Nintendo hat „Monado“ nicht in seiner Pressekonferenz zur E3 2009 vorgestellt, sondern still und heimlich durch die Veröffentlichung eines Trailers auf seiner Homepage enthüllt. Wer damals überhaupt davon mitbekam, wurde ratlos hinterlassen, schien sich der Trailer doch kaum zu bemühen, einen wirklichen Eindruck von dem zu vermitteln, was das spätere „Xenoblade“ ausmachen sollte. Dabei hätte sich ein an Vielspieler gerichtetes Rollenspiel aus dem Hause Nintendo, gleichsam Big Ns lang erwartete Antwort auf „Final Fantasy“ und „Dragon Quest“, und obendrein als Wii-exklusives Spiel ehemaliger Square-Mitarbeiter die Aufmerksamkeit der großen E3-Bühne mehr als verdient gehabt.

Die Kunde macht die Runde

Unter jenen Umständen vermochte die Ankündigung des Spiels nur ein kleines Publikum zu erreichen, welches zudem nur eher verhaltenes Interesse zeigte. Das änderte sich Anfang 2010 mit der Umbenennung von „Monado“ in „Xenoblade“. Und als das Spiel dann am 10. Juni 2010 im Land der aufgehenden Sonne auf den Markt kam – unlängst hatten es Freunde des japanischen Rollenspiels auf der ganzen Welt auf dem Schirm –, verkaufte es sich innerhalb der ersten Woche etwa 80.000 Mal.

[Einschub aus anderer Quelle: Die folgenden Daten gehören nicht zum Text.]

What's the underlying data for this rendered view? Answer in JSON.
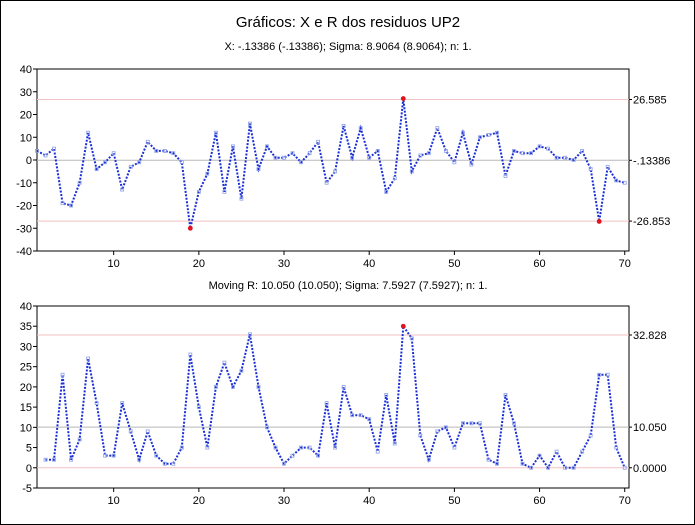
{
  "chart_data": [
    {
      "type": "line",
      "title": "Gráficos: X e R dos residuos UP2",
      "subtitle": "X: -.13386 (-.13386); Sigma: 8.9064 (8.9064); n: 1.",
      "xlim": [
        1,
        70.5
      ],
      "ylim": [
        -40,
        40
      ],
      "x_ticks": [
        10,
        20,
        30,
        40,
        50,
        60,
        70
      ],
      "y_ticks": [
        -40,
        -30,
        -20,
        -10,
        0,
        10,
        20,
        30,
        40
      ],
      "grid": false,
      "control_lines": {
        "ucl": {
          "value": 26.585,
          "label": "26.585"
        },
        "center": {
          "value": -0.13386,
          "label": "-.13386"
        },
        "lcl": {
          "value": -26.853,
          "label": "-26.853"
        }
      },
      "series": [
        {
          "x": [
            1,
            2,
            3,
            4,
            5,
            6,
            7,
            8,
            9,
            10,
            11,
            12,
            13,
            14,
            15,
            16,
            17,
            18,
            19,
            20,
            21,
            22,
            23,
            24,
            25,
            26,
            27,
            28,
            29,
            30,
            31,
            32,
            33,
            34,
            35,
            36,
            37,
            38,
            39,
            40,
            41,
            42,
            43,
            44,
            45,
            46,
            47,
            48,
            49,
            50,
            51,
            52,
            53,
            54,
            55,
            56,
            57,
            58,
            59,
            60,
            61,
            62,
            63,
            64,
            65,
            66,
            67,
            68,
            69,
            70
          ],
          "values": [
            4,
            2,
            5,
            -19,
            -20,
            -10,
            12,
            -4,
            -1,
            3,
            -13,
            -3,
            -1,
            8,
            4,
            4,
            3,
            -1,
            -30,
            -14,
            -6,
            12,
            -14,
            6,
            -17,
            16,
            -4,
            6,
            1,
            1,
            3,
            -1,
            3,
            8,
            -10,
            -5,
            15,
            1,
            14,
            1,
            4,
            -14,
            -8,
            27,
            -5,
            2,
            3,
            14,
            4,
            -1,
            12,
            -2,
            10,
            11,
            12,
            -7,
            4,
            3,
            3,
            6,
            5,
            1,
            1,
            0,
            4,
            -4,
            -27,
            -3,
            -9,
            -10
          ],
          "out_of_control_x": [
            19,
            44,
            67
          ]
        }
      ],
      "colors": {
        "line": "#1a2fd6",
        "point": "#8fa0e6",
        "out_of_control": "#e0141e",
        "ucl_lcl": "#f3c2c2",
        "center": "#b8b8b8"
      }
    },
    {
      "type": "line",
      "title": "",
      "subtitle": "Moving R: 10.050 (10.050); Sigma: 7.5927 (7.5927); n: 1.",
      "xlim": [
        1,
        70.5
      ],
      "ylim": [
        -5,
        40
      ],
      "x_ticks": [
        10,
        20,
        30,
        40,
        50,
        60,
        70
      ],
      "y_ticks": [
        -5,
        0,
        5,
        10,
        15,
        20,
        25,
        30,
        35,
        40
      ],
      "grid": false,
      "control_lines": {
        "ucl": {
          "value": 32.828,
          "label": "32.828"
        },
        "center": {
          "value": 10.05,
          "label": "10.050"
        },
        "lcl": {
          "value": 0.0,
          "label": "0.0000"
        }
      },
      "series": [
        {
          "x": [
            2,
            3,
            4,
            5,
            6,
            7,
            8,
            9,
            10,
            11,
            12,
            13,
            14,
            15,
            16,
            17,
            18,
            19,
            20,
            21,
            22,
            23,
            24,
            25,
            26,
            27,
            28,
            29,
            30,
            31,
            32,
            33,
            34,
            35,
            36,
            37,
            38,
            39,
            40,
            41,
            42,
            43,
            44,
            45,
            46,
            47,
            48,
            49,
            50,
            51,
            52,
            53,
            54,
            55,
            56,
            57,
            58,
            59,
            60,
            61,
            62,
            63,
            64,
            65,
            66,
            67,
            68,
            69,
            70
          ],
          "values": [
            2,
            2,
            23,
            2,
            7,
            27,
            16,
            3,
            3,
            16,
            9,
            2,
            9,
            3,
            1,
            1,
            5,
            28,
            15,
            5,
            20,
            26,
            20,
            24,
            33,
            20,
            10,
            5,
            1,
            3,
            5,
            5,
            3,
            16,
            5,
            20,
            13,
            13,
            12,
            4,
            18,
            6,
            35,
            32,
            8,
            2,
            9,
            10,
            5,
            11,
            11,
            11,
            2,
            1,
            18,
            11,
            1,
            0,
            3,
            0,
            4,
            0,
            0,
            4,
            8,
            23,
            23,
            5,
            0
          ],
          "out_of_control_x": [
            44
          ]
        }
      ],
      "colors": {
        "line": "#1a2fd6",
        "point": "#8fa0e6",
        "out_of_control": "#e0141e",
        "ucl_lcl": "#f3c2c2",
        "center": "#b8b8b8"
      }
    }
  ]
}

Bis Jahresende kamen ungefähr noch einmal 80.000 Verkäufe hinzu, womit „Xenoblade“ eines der erfolgreichsten Wii-Spiele des Jahres in Japan war.

„Um ehrlich zu sein, hatten wir mit einer relativ starken Resonanz in Japan gerechnet“, sagte Takahashi. „Aber die Resonanz aus dem Ausland kam für mich schon ziemlich überraschend …“ Die Entwickler hatten zwar von Anfang an gehofft, dass auch westliche Spieler in den Genuss ihres neuesten Projektes würden gelangen können – immerhin haben sie ja auch dezidiert westliche Rollenspiel-Elemente verarbeitet –, doch Hersteller Nintendo war deutlich verhaltener. So blieb völlig unklar, ob „Xenoblade“ überhaupt jenseits Japans herauskommen würde, bis Nintendo of Europa im März 2011 noch für das gleiche Jahr eine Veröffentlichung unter dem erweiterten Namen „Xenoblade Chronicles“ ankündigte.

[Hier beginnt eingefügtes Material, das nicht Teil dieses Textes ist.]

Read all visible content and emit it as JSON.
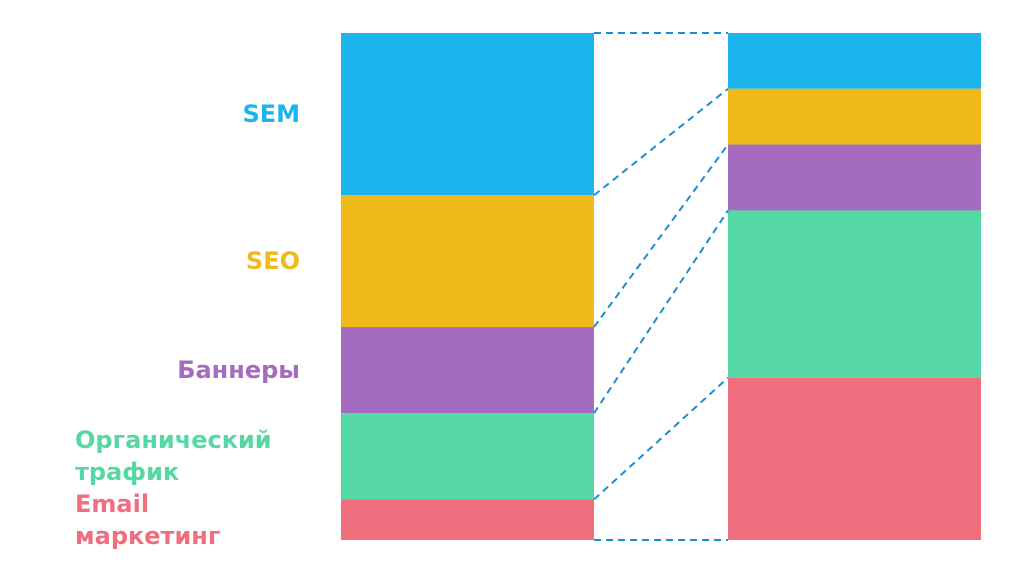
{
  "chart_data": {
    "type": "bar",
    "stacked": true,
    "categories": [
      null,
      null
    ],
    "ylim": [
      0,
      100
    ],
    "series": [
      {
        "name": "SEM",
        "color": "#1cb4ed",
        "values": [
          32,
          11
        ]
      },
      {
        "name": "SEO",
        "color": "#f0b91c",
        "values": [
          26,
          11
        ]
      },
      {
        "name": "Баннеры",
        "color": "#a46bbe",
        "values": [
          17,
          13
        ]
      },
      {
        "name": "Органический трафик",
        "color": "#55d8a5",
        "values": [
          17,
          33
        ]
      },
      {
        "name": "Email маркетинг",
        "color": "#f06e7e",
        "values": [
          8,
          32
        ]
      }
    ]
  }
}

Dies ist der Trailer, mit dem Nintendo „Xenoblade“ auf der E3 2009 noch unter dem Titel „Monado“ angekündigt hat. Bei 0:24 sieht man kurz ein früheres Aussehen von Fiora; im Kampfmenü werden noch Platzhalter-Grafiken genutzt. Am Ende wird das damalige Spiellogo eingeblendet.

Der Kampf um die Veröffentlichung

Für die englische Sprachausgabe setzte Nintendo auf weitestgehend unbekannte Sprecher, deren teils starker britischer Akzent der Synchronfassung von „Xenoblade“ einen unverwechselbaren Stempel aufdrückte. Insgesamt wurden dazu um die 13.000 Dialogzeilen von 140 Charakteren aus dem Spiel vertont. Außerdem wurden die Bildschirmtexte in die jeweiligen Landessprachen Europas übersetzt, was bei einem großen Rollenspiel wie „Xenoblade“ einen gehörigen Aufwand bedeutet. Mit anderen Worten hat Nintendo of Europe durchaus einiges an Kosten und Mühen in die Lokalisierung eines Spiels gesteckt, das das Unternehmen wohl eher als Nischenspiel eingestuft hat.

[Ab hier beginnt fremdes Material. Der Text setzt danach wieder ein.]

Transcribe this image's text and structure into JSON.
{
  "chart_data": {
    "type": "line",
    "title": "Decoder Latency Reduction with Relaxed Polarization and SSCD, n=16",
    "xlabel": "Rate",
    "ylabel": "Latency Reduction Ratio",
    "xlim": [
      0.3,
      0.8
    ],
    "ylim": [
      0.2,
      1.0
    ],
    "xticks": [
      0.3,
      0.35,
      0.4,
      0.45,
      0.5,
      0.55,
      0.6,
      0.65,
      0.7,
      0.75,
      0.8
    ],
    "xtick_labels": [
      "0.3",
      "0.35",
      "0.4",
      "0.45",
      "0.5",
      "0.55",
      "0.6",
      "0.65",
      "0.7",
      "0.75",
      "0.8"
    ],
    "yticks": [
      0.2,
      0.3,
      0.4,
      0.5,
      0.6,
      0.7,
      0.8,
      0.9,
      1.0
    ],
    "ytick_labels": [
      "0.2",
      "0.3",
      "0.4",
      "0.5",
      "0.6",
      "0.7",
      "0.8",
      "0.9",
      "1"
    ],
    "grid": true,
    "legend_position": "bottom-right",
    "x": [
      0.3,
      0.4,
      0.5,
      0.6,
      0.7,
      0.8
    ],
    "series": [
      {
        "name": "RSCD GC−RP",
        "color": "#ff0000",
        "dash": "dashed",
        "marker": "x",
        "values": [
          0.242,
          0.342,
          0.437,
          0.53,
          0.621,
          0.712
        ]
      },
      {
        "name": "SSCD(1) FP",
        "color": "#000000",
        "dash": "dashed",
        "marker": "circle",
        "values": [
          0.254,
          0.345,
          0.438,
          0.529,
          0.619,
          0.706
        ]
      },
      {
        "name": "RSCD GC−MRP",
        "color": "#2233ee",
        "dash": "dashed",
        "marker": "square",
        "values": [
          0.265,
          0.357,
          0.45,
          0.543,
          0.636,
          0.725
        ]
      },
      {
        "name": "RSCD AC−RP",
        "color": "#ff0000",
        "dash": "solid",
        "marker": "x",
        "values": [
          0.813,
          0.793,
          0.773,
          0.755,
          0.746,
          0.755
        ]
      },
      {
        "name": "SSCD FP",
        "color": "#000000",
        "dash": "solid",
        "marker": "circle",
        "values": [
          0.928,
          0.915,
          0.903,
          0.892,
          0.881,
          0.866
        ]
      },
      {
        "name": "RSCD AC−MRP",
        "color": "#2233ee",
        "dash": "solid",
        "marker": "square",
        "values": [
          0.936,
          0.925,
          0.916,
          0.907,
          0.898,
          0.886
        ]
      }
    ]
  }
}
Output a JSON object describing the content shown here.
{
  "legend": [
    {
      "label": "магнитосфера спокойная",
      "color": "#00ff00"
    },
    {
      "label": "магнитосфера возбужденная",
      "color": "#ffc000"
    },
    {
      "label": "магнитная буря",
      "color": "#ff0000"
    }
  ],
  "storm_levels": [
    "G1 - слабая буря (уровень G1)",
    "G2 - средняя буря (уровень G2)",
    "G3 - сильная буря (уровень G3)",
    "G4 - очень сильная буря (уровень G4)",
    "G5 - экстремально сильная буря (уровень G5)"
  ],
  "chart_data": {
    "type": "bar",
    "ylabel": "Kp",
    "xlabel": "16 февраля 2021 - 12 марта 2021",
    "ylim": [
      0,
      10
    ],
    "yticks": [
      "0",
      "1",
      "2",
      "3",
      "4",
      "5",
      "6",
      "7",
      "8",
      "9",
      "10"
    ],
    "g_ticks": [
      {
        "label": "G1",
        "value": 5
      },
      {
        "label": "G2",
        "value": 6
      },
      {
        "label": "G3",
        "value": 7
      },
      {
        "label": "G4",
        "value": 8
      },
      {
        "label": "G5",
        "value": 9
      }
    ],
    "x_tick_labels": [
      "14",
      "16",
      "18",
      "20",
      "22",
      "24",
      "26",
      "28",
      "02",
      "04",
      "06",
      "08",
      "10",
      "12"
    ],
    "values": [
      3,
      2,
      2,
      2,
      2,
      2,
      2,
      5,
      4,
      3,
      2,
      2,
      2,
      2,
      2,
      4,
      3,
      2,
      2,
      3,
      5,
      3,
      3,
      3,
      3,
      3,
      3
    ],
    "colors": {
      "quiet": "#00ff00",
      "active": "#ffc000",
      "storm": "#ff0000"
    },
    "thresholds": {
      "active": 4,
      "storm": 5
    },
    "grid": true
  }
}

So kam „Xenoblade“ am 19. August 2011 unter anderem in Deutschland auf den Markt. Doch Fans in Nordamerika schauten weiterhin in die Röhre, denn Nintendo of America hatte keine Pläne für eine dortige Veröffentlichung. Als Reaktion formierte sich die Fankampagne Operation Rainfall, die sich für eine Nordamerika-Veröffentlichung von „Xenoblade Chronicles“ sowie von „The Last Story“ und „Pandora’s Tower“, zwei weiteren Wii-exklusiven Rollenspielen, einsetzte. Als es daraufhin von Nintendo of America hieß, es gebe weiterhin keine Pläne für eine Lokalisierung der drei Spiele, stieg der Unmut der Fans an. Knapp eine Million Spieler beschafften sich „Xenoblade“ allein im Jahr 2011 stattdessen auf unlauterem Wege.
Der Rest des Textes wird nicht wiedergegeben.